He for whom all the senses are held in restraint, sitting intent on Me with his senses under control, his wisdom stands firm. — Bhagavad Gita, chapter two, verse 61
But submitting to Me according to his wish, when he rests absorbed in devotion to Me all the senses become restrained, and with certainty his wisdom stands firm.
Throughout our lives and throughout our sadhana, obstacles will arise. We may not be able to change this, but we can outsmart these obstacles. In our last installment, we came up with some solutions to this ever-present dilemma. Now this verse gives us the best solution for that aspect of our lives that is our sadhana, our spiritual practices, the solution to outsmarting all obstacles to reaching union with the Absolute:
“Submitting to Me according to his wish”
Surrendering to God by your own choice in the meditation room, the senses will automatically become restrained (pratyahara).
Translations of mystical texts always take the position of using the will to try to achieve success with each step along the way, no matter what the subject of the text. We humans don’t like to submit. We think it is weak. But this verse is telling you that submission is your greatest strength, your highest choice. It is not telling you to just submit, but to submit specifically to God—this is the key.

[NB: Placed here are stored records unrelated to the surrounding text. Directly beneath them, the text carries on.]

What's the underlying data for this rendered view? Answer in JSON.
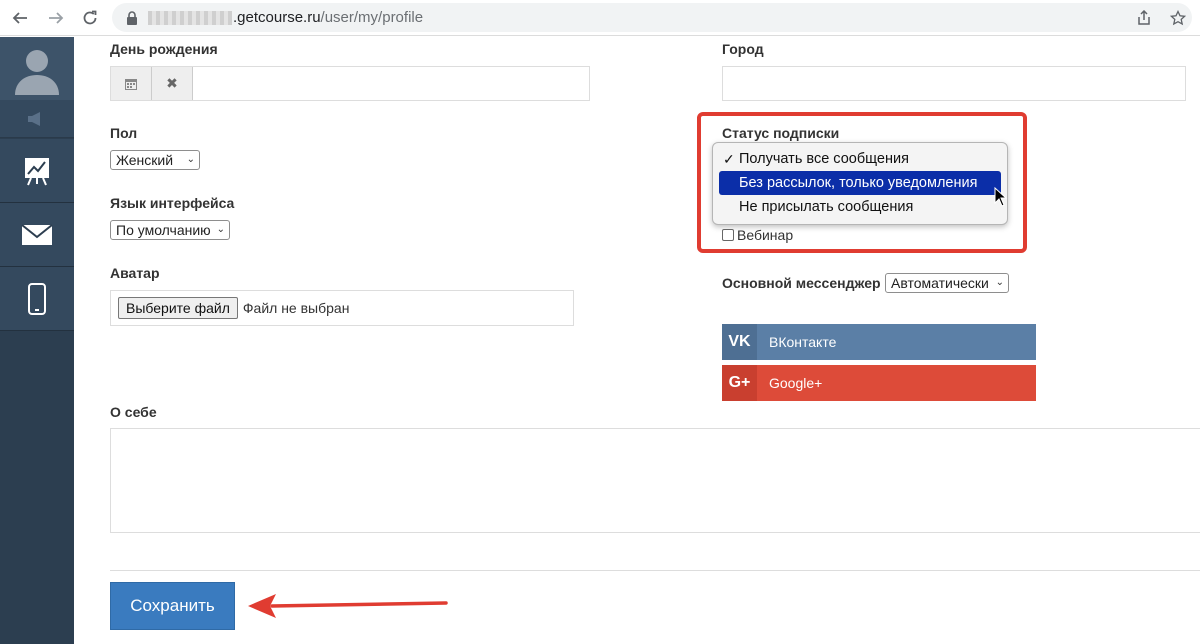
{
  "browser": {
    "url_domain": ".getcourse.ru",
    "url_path": "/user/my/profile"
  },
  "form": {
    "birthday_label": "День рождения",
    "city_label": "Город",
    "gender_label": "Пол",
    "gender_value": "Женский",
    "language_label": "Язык интерфейса",
    "language_value": "По умолчанию",
    "avatar_label": "Аватар",
    "file_button": "Выберите файл",
    "file_status": "Файл не выбран",
    "about_label": "О себе",
    "save_label": "Сохранить",
    "subscription_label": "Статус подписки",
    "subscription_options": [
      "Получать все сообщения",
      "Без рассылок, только уведомления",
      "Не присылать сообщения"
    ],
    "subscription_checked": 0,
    "subscription_highlighted": 1,
    "webinar_label": "Вебинар",
    "messenger_label": "Основной мессенджер",
    "messenger_value": "Автоматически",
    "vk_label": "ВКонтакте",
    "vk_icon": "VK",
    "google_label": "Google+",
    "google_icon": "G+"
  },
  "colors": {
    "sidebar": "#2c3e50",
    "save": "#3a7bbf",
    "vk": "#5b7fa6",
    "google": "#dd4b39",
    "highlight": "#0b2ea8",
    "annotation": "#e03c31"
  }
}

When you submit to God, Truth, The Absolute, you have made the ultimate choice and have accessed your ultimate power. You have paved your way to resting absorbed in God. Having chosen God, the senses will come under control, not by you, but automatically they are withdrawn and their activities restrained.
Surrender specifically and ONLY to God
by your own choice
in your meditation room.
“With his senses under control”
Pratyahara, the withdrawal and restraint of the senses, happens in a state of surrender as your awareness leaves the linear world where the senses and their functions are needed. This can happen the way it does because, in this situation, you no longer need anything to bring you information. In the earlier stages you perceive directly. I later stages you don’t perceive at all—you don’t need to perceive; you are beyond being a knower knowing knowable things.
The senses are under control, but you are not doing the controlling. As the lover to the beloved, you have surrendered to That Divine One. The senses are no longer yours to control—you have surrendered them, given them back to God. Thus are pratyahara, meditation (dhyana) and samadhi (merging with God) successfully attained.
Once you have attained samadhi your experience proves this to be so—you know from our own experience that all the senses become spontaneously restrained and under control without any help from you. Until that time comes, you resort to ‘faith’, the assumption that this is so, based on the words of those who have been there. In your meditation room you are free. Once having experienced this freedom, even if only for an hour or two a day, you come to know what freedom is and what it is like to be free. Having had the experience, the way is paved to achieving it fully (moksha, liberation). So the message here is: do your sadhana, meditate.
Reading these verses (from vs 55) as descriptive of a natural sequence of events, one discovers that all this will happen on its own through surrender to God in meditation, where you give up trying to make things happen by using your will.